GaAs a model system to study the role of electron-phonon coupling on ionization stimulated damage recovery

Abstract The latent ion tracks observed in various materials after swift heavy ion (SHI) irradiation is often explained in the framework of thermal spike model. Dominantly, SHIs deposit most of their energy via intense ionization leading to a very high density of localized electronic excitations. The energy transfer from electrons to lattice, within a time of electronic cooling ∼100 fs, is governed by the “electron-phonon coupling” parameter g. In this work, GaAs is used as a model system for studying ionization-stimulated damage recovery. Controlled damage is introduced using 300 keV Ar ion irradiation, followed by successive irradiation using 100 MeV Ag ions at ∼80 K by varying the fluence (ions/cm2). The thermal spike model is utilized to explain the observed recovery. Using the previously published value of g = 3.2 × 1012 W cm−3 K−1 for GaAs, the existing thermal spike code resulted in melting and quick quenching within ∼10 ps, suggesting the formation of SHI-induced tracks. However, experimental observations do not support the formation of tracks in pristine GaAs.

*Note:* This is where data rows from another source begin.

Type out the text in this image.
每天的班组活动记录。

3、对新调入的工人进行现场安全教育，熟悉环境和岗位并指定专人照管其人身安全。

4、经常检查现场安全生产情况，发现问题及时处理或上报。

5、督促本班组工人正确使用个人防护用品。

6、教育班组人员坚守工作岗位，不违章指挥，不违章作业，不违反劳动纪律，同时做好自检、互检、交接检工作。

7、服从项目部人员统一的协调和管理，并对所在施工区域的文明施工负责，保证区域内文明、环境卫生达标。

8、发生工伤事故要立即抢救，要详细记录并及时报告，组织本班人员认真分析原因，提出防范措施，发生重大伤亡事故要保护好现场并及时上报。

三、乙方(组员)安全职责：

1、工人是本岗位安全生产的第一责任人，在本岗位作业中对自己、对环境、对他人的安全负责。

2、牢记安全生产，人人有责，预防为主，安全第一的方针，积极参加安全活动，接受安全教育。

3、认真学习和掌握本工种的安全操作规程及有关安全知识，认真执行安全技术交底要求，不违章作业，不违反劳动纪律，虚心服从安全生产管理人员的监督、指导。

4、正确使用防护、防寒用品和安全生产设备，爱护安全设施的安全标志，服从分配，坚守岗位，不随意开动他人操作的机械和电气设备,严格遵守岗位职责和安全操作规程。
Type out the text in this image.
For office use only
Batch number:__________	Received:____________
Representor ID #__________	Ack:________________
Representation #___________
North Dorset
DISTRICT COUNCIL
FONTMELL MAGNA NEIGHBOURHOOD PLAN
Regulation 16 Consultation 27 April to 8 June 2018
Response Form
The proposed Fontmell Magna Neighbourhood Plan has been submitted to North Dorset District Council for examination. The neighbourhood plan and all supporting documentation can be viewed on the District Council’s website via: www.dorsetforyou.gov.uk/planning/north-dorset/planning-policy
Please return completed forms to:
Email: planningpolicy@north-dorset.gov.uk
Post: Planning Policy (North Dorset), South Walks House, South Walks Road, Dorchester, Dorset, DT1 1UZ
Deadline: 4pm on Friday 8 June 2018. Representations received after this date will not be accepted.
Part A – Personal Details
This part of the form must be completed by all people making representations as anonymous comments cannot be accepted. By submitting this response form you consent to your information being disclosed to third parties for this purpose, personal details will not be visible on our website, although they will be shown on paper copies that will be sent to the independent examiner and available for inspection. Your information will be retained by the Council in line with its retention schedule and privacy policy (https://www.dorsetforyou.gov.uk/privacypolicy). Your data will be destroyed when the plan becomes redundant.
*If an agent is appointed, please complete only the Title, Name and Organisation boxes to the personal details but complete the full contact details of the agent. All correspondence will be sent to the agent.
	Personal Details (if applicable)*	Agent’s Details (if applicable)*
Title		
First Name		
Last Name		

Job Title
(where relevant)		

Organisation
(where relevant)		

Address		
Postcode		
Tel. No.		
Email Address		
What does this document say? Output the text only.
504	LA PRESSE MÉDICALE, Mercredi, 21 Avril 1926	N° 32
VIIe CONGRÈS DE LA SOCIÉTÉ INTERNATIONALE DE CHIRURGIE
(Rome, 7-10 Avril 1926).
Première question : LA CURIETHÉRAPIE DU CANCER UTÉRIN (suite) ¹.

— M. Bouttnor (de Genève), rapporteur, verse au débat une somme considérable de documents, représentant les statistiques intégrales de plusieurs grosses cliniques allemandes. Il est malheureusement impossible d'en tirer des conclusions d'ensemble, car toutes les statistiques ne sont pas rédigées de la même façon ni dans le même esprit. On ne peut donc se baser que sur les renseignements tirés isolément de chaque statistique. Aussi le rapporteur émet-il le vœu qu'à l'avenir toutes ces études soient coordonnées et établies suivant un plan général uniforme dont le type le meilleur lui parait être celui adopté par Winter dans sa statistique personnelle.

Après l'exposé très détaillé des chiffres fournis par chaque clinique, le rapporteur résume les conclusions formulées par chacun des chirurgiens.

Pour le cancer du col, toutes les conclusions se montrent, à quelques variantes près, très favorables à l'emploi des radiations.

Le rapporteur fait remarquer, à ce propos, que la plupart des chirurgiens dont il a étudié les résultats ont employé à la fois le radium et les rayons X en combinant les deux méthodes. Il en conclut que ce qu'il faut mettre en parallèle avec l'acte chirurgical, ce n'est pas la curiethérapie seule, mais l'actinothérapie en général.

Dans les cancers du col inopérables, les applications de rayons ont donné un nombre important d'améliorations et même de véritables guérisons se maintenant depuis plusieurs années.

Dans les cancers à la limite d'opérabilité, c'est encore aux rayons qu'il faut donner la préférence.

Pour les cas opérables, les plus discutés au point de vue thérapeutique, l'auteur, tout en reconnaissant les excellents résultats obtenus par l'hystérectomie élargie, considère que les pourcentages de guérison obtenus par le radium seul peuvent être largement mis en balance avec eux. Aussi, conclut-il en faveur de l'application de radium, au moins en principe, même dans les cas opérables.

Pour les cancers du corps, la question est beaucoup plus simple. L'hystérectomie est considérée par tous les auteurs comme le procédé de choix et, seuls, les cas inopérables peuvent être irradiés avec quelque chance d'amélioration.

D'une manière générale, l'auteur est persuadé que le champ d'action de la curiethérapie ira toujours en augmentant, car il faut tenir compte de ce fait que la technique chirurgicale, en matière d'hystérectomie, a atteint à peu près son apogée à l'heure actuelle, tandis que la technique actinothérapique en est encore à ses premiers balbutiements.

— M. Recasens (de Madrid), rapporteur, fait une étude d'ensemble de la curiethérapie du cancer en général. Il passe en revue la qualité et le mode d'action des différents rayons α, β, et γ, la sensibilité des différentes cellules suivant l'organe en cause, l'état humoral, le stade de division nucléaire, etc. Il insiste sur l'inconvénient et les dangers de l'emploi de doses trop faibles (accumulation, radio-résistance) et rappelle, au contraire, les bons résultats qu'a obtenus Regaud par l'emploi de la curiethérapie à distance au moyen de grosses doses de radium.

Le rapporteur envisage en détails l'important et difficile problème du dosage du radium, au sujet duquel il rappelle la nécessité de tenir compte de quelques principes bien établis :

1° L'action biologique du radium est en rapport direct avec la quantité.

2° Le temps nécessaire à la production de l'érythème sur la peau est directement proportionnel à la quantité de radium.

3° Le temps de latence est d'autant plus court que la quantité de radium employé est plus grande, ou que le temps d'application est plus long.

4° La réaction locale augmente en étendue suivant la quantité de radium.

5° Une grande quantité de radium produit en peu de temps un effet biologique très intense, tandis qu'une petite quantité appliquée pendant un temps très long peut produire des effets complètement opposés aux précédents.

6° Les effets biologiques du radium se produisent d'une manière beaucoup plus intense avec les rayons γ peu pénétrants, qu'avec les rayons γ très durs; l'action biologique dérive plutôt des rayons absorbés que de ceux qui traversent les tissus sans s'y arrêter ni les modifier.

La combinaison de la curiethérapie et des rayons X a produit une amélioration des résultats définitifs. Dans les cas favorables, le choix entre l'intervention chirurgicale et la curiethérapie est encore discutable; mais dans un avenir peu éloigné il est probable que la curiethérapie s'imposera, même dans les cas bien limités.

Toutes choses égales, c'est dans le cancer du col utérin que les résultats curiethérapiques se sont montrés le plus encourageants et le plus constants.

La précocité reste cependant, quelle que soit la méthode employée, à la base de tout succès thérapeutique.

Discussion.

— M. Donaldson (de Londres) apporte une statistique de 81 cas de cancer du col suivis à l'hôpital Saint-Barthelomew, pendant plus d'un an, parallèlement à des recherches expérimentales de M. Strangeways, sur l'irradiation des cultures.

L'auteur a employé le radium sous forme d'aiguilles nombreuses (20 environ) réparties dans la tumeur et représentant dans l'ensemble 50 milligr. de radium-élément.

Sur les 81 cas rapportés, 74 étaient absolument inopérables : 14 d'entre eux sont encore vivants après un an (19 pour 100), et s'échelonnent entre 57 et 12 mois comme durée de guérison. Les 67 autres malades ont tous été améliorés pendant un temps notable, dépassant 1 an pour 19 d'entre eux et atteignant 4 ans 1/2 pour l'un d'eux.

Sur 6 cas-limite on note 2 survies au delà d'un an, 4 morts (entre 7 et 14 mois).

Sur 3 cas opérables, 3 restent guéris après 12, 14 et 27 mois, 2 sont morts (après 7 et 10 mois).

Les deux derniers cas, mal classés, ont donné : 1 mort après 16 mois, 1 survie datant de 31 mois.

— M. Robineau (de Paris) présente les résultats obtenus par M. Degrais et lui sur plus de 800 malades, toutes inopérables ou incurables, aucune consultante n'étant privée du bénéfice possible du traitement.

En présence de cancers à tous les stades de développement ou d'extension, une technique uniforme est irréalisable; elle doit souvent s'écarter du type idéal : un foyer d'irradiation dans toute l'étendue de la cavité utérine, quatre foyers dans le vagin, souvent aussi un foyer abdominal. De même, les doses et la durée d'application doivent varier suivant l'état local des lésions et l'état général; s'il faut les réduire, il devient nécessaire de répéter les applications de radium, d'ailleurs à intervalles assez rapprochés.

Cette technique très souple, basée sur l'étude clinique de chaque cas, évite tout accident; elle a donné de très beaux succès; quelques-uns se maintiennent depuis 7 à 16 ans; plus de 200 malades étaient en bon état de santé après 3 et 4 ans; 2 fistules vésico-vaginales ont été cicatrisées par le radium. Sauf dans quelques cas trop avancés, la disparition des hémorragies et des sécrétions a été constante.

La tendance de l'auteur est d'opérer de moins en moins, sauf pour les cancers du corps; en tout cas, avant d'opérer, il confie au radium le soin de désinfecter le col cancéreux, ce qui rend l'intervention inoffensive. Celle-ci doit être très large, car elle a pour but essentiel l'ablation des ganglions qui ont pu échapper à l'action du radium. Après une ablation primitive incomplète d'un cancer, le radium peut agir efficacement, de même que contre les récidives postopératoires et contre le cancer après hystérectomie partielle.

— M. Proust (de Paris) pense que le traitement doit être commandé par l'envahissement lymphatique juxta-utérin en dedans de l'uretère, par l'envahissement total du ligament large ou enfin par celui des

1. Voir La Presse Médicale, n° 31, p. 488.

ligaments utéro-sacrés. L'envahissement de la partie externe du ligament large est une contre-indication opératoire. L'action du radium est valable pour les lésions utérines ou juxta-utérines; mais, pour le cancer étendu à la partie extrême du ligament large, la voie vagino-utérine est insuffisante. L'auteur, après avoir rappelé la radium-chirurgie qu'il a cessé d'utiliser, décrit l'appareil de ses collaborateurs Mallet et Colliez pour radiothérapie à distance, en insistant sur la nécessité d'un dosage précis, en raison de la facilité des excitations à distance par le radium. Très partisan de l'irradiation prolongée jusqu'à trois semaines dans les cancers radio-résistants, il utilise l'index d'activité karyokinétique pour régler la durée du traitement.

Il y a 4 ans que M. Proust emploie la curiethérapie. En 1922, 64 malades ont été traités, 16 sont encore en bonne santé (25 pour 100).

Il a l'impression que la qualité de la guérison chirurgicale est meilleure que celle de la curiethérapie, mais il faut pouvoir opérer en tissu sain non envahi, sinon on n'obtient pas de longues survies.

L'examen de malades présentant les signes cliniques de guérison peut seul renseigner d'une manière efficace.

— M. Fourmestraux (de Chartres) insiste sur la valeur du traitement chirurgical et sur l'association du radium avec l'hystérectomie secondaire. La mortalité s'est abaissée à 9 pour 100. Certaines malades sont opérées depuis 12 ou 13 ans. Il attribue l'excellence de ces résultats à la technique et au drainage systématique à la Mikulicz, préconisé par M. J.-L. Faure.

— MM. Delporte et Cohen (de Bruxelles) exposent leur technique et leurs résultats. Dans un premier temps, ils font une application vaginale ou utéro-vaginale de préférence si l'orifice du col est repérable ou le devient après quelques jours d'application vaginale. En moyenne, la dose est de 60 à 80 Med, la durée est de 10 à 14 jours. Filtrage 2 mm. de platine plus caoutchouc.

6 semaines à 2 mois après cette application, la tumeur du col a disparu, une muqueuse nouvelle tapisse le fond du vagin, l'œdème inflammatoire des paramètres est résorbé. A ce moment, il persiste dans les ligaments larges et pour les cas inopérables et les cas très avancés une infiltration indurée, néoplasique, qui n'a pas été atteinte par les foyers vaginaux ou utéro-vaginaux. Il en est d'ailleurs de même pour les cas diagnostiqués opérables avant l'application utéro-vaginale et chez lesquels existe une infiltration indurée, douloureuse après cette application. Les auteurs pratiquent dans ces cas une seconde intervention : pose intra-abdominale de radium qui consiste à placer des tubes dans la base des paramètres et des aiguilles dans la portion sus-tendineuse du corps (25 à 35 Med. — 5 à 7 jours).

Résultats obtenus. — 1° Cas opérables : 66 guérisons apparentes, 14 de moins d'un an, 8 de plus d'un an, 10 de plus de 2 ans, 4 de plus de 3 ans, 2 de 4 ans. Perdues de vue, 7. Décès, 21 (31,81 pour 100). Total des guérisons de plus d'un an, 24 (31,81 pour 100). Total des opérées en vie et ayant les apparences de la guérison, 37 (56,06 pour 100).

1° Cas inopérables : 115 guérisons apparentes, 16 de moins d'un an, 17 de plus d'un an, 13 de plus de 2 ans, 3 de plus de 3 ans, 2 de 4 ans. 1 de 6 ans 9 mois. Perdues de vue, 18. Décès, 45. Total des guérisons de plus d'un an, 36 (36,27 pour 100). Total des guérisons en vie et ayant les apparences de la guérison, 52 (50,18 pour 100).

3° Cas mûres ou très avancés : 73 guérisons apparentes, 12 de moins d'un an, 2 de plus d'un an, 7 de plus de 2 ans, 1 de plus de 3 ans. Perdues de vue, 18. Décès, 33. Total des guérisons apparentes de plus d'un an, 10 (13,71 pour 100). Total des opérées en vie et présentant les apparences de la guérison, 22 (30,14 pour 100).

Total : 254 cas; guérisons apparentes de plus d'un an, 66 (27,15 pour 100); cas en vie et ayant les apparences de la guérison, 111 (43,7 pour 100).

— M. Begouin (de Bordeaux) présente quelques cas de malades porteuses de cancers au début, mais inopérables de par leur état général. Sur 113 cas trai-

Multiple simulation runs, for different g values, predict that for no melting in GaAs, g should be ≤ 1.4 × 1012 W cm−3 K−1. Finally, the 3D version of the thermal spike model is used to simulate the temperature profiles after an impact of SHI irradiation on an amorphous nano-zone embedded in a crystalline GaAs matrix. Simulations predict that the thermal spike in this zone is confined, indicating melt-flow at the crystalline-amorphous interface that can promote recovery. This lattice recovery is further supported by both RBS/C and TEM results.